Women Exposed to Domestic Violence Experience Long-Lasting Health Problems, At Increased Risk of HIV Infection, Report Says
Women who suffer physical abuse from intimate partners -- the most common form of violence perpetrated against women worldwide -- experience serious health consequences, according to a report released on Thursday by the World Health Organization, the AP/Boston Globe reports. The survey of 24,000 women in 10 countries found that women who suffer domestic abuse were twice as likely as other women to suffer health problems, including pain, dizziness, gynecological and mental health problems, which persist after the abuse has stopped, the report says. They also were more likely to have had a miscarriage or an induced abortion (Ross, AP/Boston Globe, 11/24). The report says 4% to 12% of respondents who had been pregnant said they were beaten during pregnancy (Nebehay/Reaney, Reuters UK, 11/24). The survey, which was conducted in collaboration with the London School of Hygiene and Tropical Medicine and the nongovernmental organization PATH, was the first global report on domestic violence (AP/Boston Globe, 11/24). Researchers surveyed women in Bangladesh, Brazil, Ethiopia, Japan, Namibia, Peru, Samoa, Serbia and Montenegro, Tanzania and Thailand (WHO release, 11/24). Rates of domestic abuse varied between 15% of women in Japan to 71% in Ethiopia (AP/Boston Globe, 11/24). Fewer than half of the women who had been abused said they sought help from law enforcement authorities. In roughly half of the sites surveyed, women said it was acceptable for a man to beat his wife in certain situations (Vergano, USA Today, 11/26). To combat the violence, WHO recommends bolstering support services for women and training medical workers to recognize the signs of domestic abuse (Schlein, VOA News, 11/24). The report was released ahead of the International Day for the Elimination of Violence Against Women, which was marked on Friday. The U.N. Development Fund for Women also called for more awareness about the link between violence and the spread of HIV/AIDS (U.N. News Service, 11/25).

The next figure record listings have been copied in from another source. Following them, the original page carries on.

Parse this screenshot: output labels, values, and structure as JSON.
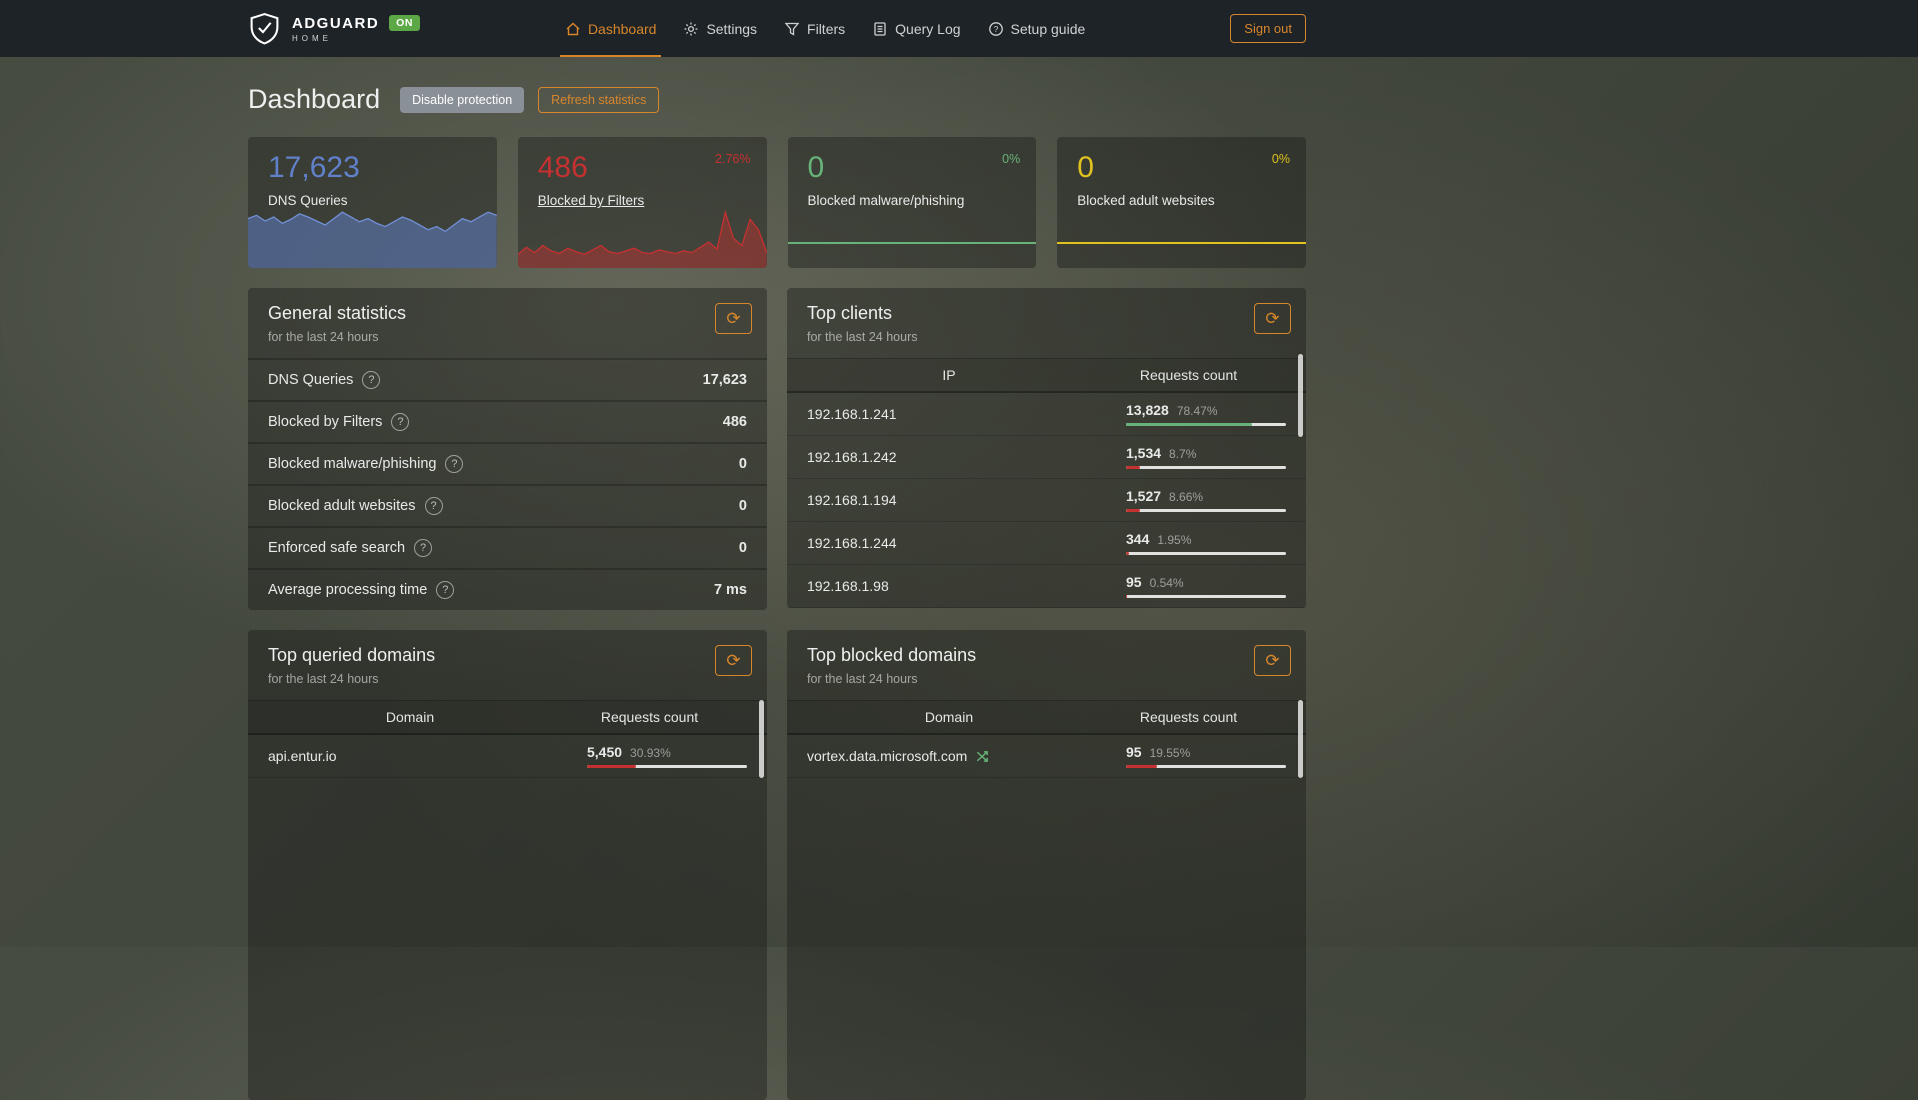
{
  "icons": {
    "refresh": "⟳",
    "help": "?"
  },
  "navbar": {
    "brand_title": "ADGUARD",
    "brand_subtitle": "HOME",
    "status_badge": "ON",
    "items": [
      {
        "label": "Dashboard"
      },
      {
        "label": "Settings"
      },
      {
        "label": "Filters"
      },
      {
        "label": "Query Log"
      },
      {
        "label": "Setup guide"
      }
    ],
    "signout_label": "Sign out"
  },
  "page": {
    "title": "Dashboard",
    "disable_protection_label": "Disable protection",
    "refresh_statistics_label": "Refresh statistics"
  },
  "stat_cards": [
    {
      "value": "17,623",
      "label": "DNS Queries",
      "color": "#6180ca",
      "percent": "",
      "spark": {
        "points": [
          58,
          62,
          55,
          60,
          52,
          57,
          64,
          60,
          55,
          50,
          58,
          66,
          60,
          54,
          58,
          52,
          48,
          54,
          60,
          56,
          50,
          44,
          48,
          42,
          50,
          58,
          54,
          60,
          66,
          62
        ],
        "stroke": "#7290d6",
        "fill": "rgba(95,125,197,0.55)"
      }
    },
    {
      "value": "486",
      "label": "Blocked by Filters",
      "color": "#c53131",
      "percent": "2.76%",
      "spark": {
        "points": [
          12,
          20,
          14,
          22,
          16,
          13,
          19,
          15,
          12,
          17,
          22,
          15,
          13,
          16,
          19,
          14,
          13,
          17,
          15,
          13,
          16,
          14,
          20,
          26,
          18,
          60,
          30,
          22,
          52,
          40,
          14
        ],
        "stroke": "#c53131",
        "fill": "rgba(197,49,49,0.45)"
      }
    },
    {
      "value": "0",
      "label": "Blocked malware/phishing",
      "color": "#67b279",
      "percent": "0%",
      "line_color": "#67b279"
    },
    {
      "value": "0",
      "label": "Blocked adult websites",
      "color": "#dfc11f",
      "percent": "0%",
      "line_color": "#dfc11f"
    }
  ],
  "general_statistics": {
    "title": "General statistics",
    "subtitle": "for the last 24 hours",
    "rows": [
      {
        "label": "DNS Queries",
        "value": "17,623"
      },
      {
        "label": "Blocked by Filters",
        "value": "486"
      },
      {
        "label": "Blocked malware/phishing",
        "value": "0"
      },
      {
        "label": "Blocked adult websites",
        "value": "0"
      },
      {
        "label": "Enforced safe search",
        "value": "0"
      },
      {
        "label": "Average processing time",
        "value": "7 ms"
      }
    ]
  },
  "top_clients": {
    "title": "Top clients",
    "subtitle": "for the last 24 hours",
    "columns": [
      "IP",
      "Requests count"
    ],
    "rows": [
      {
        "ip": "192.168.1.241",
        "count": "13,828",
        "percent": "78.47%",
        "bar": 78.47,
        "bar_color": "#67b279"
      },
      {
        "ip": "192.168.1.242",
        "count": "1,534",
        "percent": "8.7%",
        "bar": 8.7,
        "bar_color": "#c53131"
      },
      {
        "ip": "192.168.1.194",
        "count": "1,527",
        "percent": "8.66%",
        "bar": 8.66,
        "bar_color": "#c53131"
      },
      {
        "ip": "192.168.1.244",
        "count": "344",
        "percent": "1.95%",
        "bar": 1.95,
        "bar_color": "#c53131"
      },
      {
        "ip": "192.168.1.98",
        "count": "95",
        "percent": "0.54%",
        "bar": 0.54,
        "bar_color": "#c53131"
      }
    ]
  },
  "top_queried_domains": {
    "title": "Top queried domains",
    "subtitle": "for the last 24 hours",
    "columns": [
      "Domain",
      "Requests count"
    ],
    "rows": [
      {
        "domain": "api.entur.io",
        "count": "5,450",
        "percent": "30.93%",
        "bar": 30.93,
        "bar_color": "#c53131"
      }
    ]
  },
  "top_blocked_domains": {
    "title": "Top blocked domains",
    "subtitle": "for the last 24 hours",
    "columns": [
      "Domain",
      "Requests count"
    ],
    "rows": [
      {
        "domain": "vortex.data.microsoft.com",
        "count": "95",
        "percent": "19.55%",
        "bar": 19.55,
        "bar_color": "#c53131"
      }
    ]
  }
}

New York Times Examines Practice in Africa of Forced Marriages
The New York Times on Sunday examined the practice in some remote villages in Africa in which young girls are married off -- "sometimes to husbands as much as half a century older" -- in transactions with other families. In some communities, girls often "must leap straight from childhood to marriage at a word from their fathers," sometimes "years before they reach puberty," according to the Times. Such forced marriages can lead to "staggering" consequences, including the spread of HIV, a lack of education, early pregnancies and high-risk births, and a life of subservience, the Times reports (LaFraniere, New York Times, 11/27).